Daniel the Hesychast was a Moldavian monk, hermit, and spiritual father of the fifteenth century, remembered above all for his role in the flowering of hesychast prayer in Moldavia. Tradition calls him "the Father of the Moldavian Hesychasts," and according to Archimandrite Ioanichie no spiritual father in Moldavia during his lifetime was more renowned, nor any teacher of prayer more skilled. He is commemorated on December 18.
Born in Moldavia at the beginning of the fifteenth century, he was baptized with the name Dumitru. At the age of sixteen he entered the monastery of Saint Nicholas at Radauti and was tonsured a monk under the name David, with Saint Leontius of Radauti as his spiritual director. He later served at the monastery of Saint Laurence in the district of Vicovu de Sus, where he received the Great Schema and the new name Daniel, together with a blessing to withdraw into solitude.
Drawn to the eremitic life, Daniel spent years in seclusion. By tradition he lived for a time near the Neamts Monastery before carving a hermitage cell, with an adjacent chapel, into the rock near the Putna creek. After his spiritual child, Stephen the Great, built the Putna Monastery—consecrated in 1470—Daniel withdrew further, hewing another cell beneath the Soim (Falcon) Cliff near the Voronets Monastery, where he is said to have lived for about twenty years as a spiritual guide and healer to those who sought him.

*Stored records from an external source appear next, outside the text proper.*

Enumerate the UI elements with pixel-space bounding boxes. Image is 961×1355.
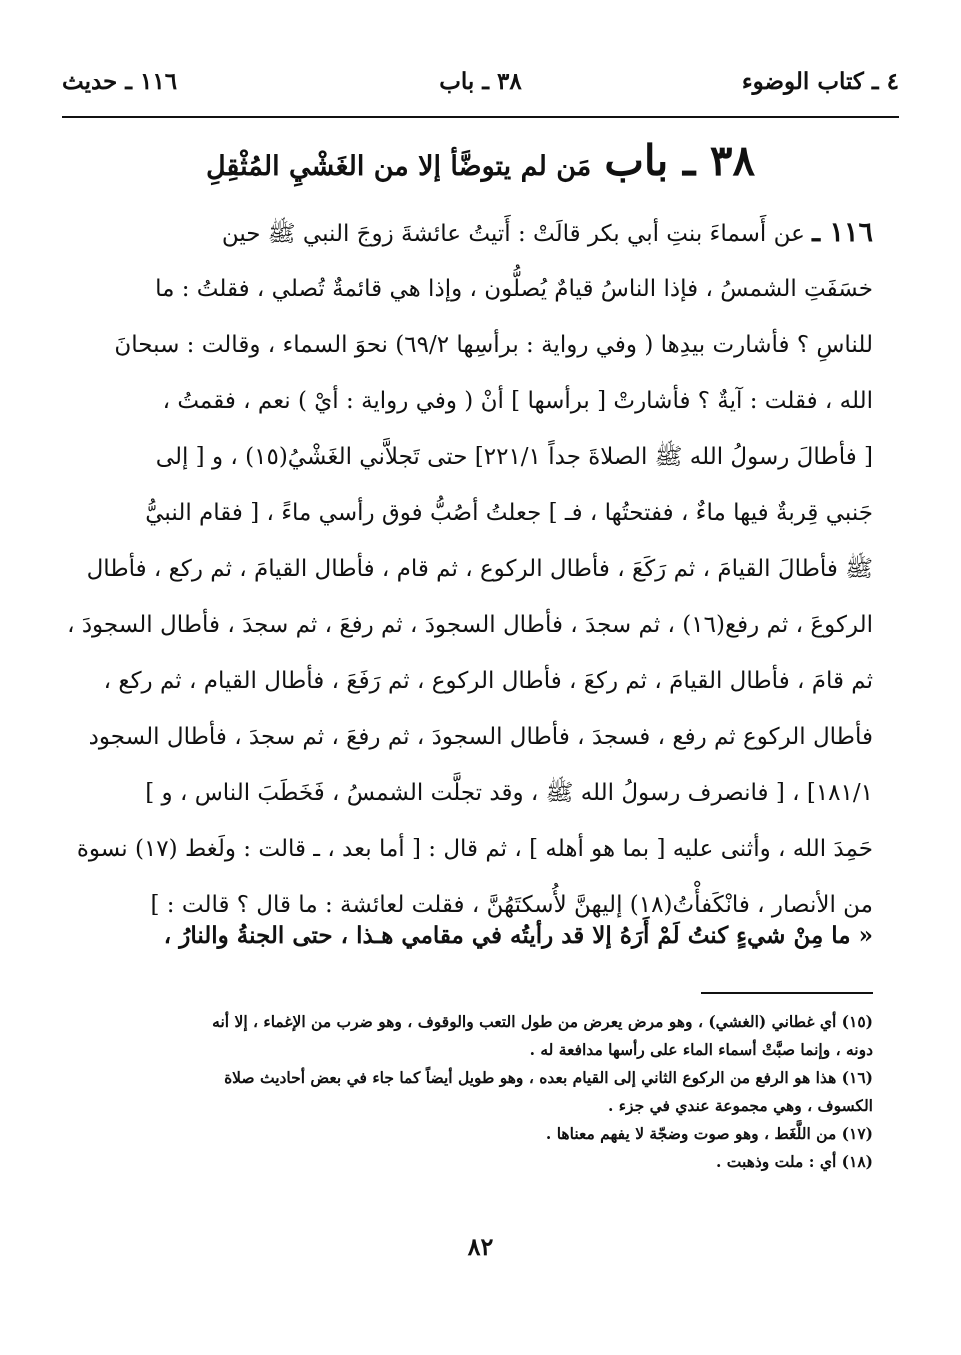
chapter-number: ٣٨ ـ باب [604,136,756,185]
footnote-15-continued: دونه ، وإنما صبَّتْ أسماء الماء على رأسها مدافعة له . [529,1040,873,1059]
body-line: حَمِدَ الله ، وأثنى عليه [ بما هو أهله ] ، ثم قال : [ أما بعد ، ـ قالت : ولَغط (١٧) نسوة [76,836,873,862]
footnote-18: (١٨) أي : ملت وذهبت . [716,1152,873,1171]
header-hadith-number: ١١٦ ـ حديث [62,68,178,95]
body-line: ١٨١/١] ، [ فانصرف رسولُ الله ﷺ ، وقد تجلَّت الشمسُ ، فَخَطَبَ الناس ، و ] [145,780,873,806]
hadith-body [62,205,873,933]
body-line: من الأنصار ، فانْكَفأْتُ(١٨) إليهنَّ لأُسكتَهُنَّ ، فقلت لعائشة : ما قال ؟ قالت : ] [150,892,873,918]
body-line: ١١٦ ـ عن أَسماءَ بنتِ أبي بكر قالَتْ : أَتيتُ عائشةَ زوجَ النبي ﷺ حين [221,217,873,248]
footnote-15: (١٥) أي غطاني (الغشي) ، وهو مرض يعرض من طول التعب والوقوف ، وهو ضرب من الإغماء ، إلا أنه [212,1012,873,1031]
header-chapter: ٣٨ ـ باب [439,68,522,95]
footnote-17: (١٧) من اللَّغَط ، وهو صوت وضجّة لا يفهم معناها . [545,1124,873,1143]
body-line: ﷺ فأطالَ القيامَ ، ثم رَكَعَ ، فأطال الركوع ، ثم قام ، فأطال القيامَ ، ثم ركع ، فأطال [86,556,873,582]
footnote-divider [701,992,873,994]
body-line: فأطال الركوع ثم رفع ، فسجدَ ، فأطال السجودَ ، ثم رفعَ ، ثم سجدَ ، فأطال السجود [88,724,873,750]
body-line: الركوعَ ، ثم رفع(١٦) ، ثم سجدَ ، فأطال السجودَ ، ثم رفعَ ، ثم سجدَ ، فأطال السجودَ ، [67,612,873,638]
footnote-16-continued: الكسوف ، وهي مجموعة عندي في جزء . [607,1096,873,1115]
chapter-title: مَن لم يتوضَّأ إلا من الغَشْيِ المُثْقِلِ [205,151,592,182]
body-line: جَنبي قِربةٌ فيها ماءٌ ، ففتحتُها ، فـ ] جعلتُ أصُبُّ فوق رأسي ماءً ، [ فقام النبيُّ [145,500,873,526]
footnotes [62,1008,873,1176]
body-line: للناسِ ؟ فأشارت بيدِها ( وفي رواية : برأسِها ٦٩/٢) نحوَ السماء ، وقالت : سبحانَ [114,332,873,358]
body-line: [ فأطالَ رسولُ الله ﷺ الصلاةَ جداً ٢٢١/١] حتى تَجلاَّني الغَشْيُ(١٥) ، و [ إلى [155,444,873,470]
page-number: ٨٢ [467,1232,494,1261]
body-line: الله ، فقلت : آيةٌ ؟ فأشارتْ [ برأسها ] أنْ ( وفي رواية : أيْ ) نعم ، فقمتُ ، [162,388,873,414]
header-divider [62,116,899,118]
hadith-quote: « ما مِنْ شيءٍ كنتُ لَمْ أَرَهُ إلا قد رأيتُه في مقامي هـذا ، حتى الجنةُ والنارُ ، [163,922,873,949]
header-book-title: ٤ ـ كتاب الوضوء [741,68,899,95]
body-line: ثم قامَ ، فأطال القيامَ ، ثم ركعَ ، فأطال الركوع ، ثم رَفَعَ ، فأطال القيام ، ثم ركع ، [103,668,873,694]
footnote-16: (١٦) هذا هو الرفع من الركوع الثاني إلى القيام بعده ، وهو طويل أيضاً كما جاء في بعض أحاديث صلاة [224,1068,873,1087]
chapter-heading [62,136,899,185]
hadith-number: ١١٦ ـ [812,217,873,248]
running-header [62,62,899,102]
body-line: خسَفَتِ الشمسُ ، فإذا الناسُ قيامٌ يُصلُّون ، وإذا هي قائمةٌ تُصلي ، فقلتُ : ما [155,276,873,302]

When he was more than eighty years old, in 1488, Daniel moved to the Voronets Monastery and was chosen as its igumen. Under his abbacy Voronets reached the height of its spiritual life and was long regarded as Moldavia's lavra of hesychasm. He died in 1496 and was buried at the monastery, where his tomb continues to be venerated. The Romanian Orthodox Church glorified him in 1992.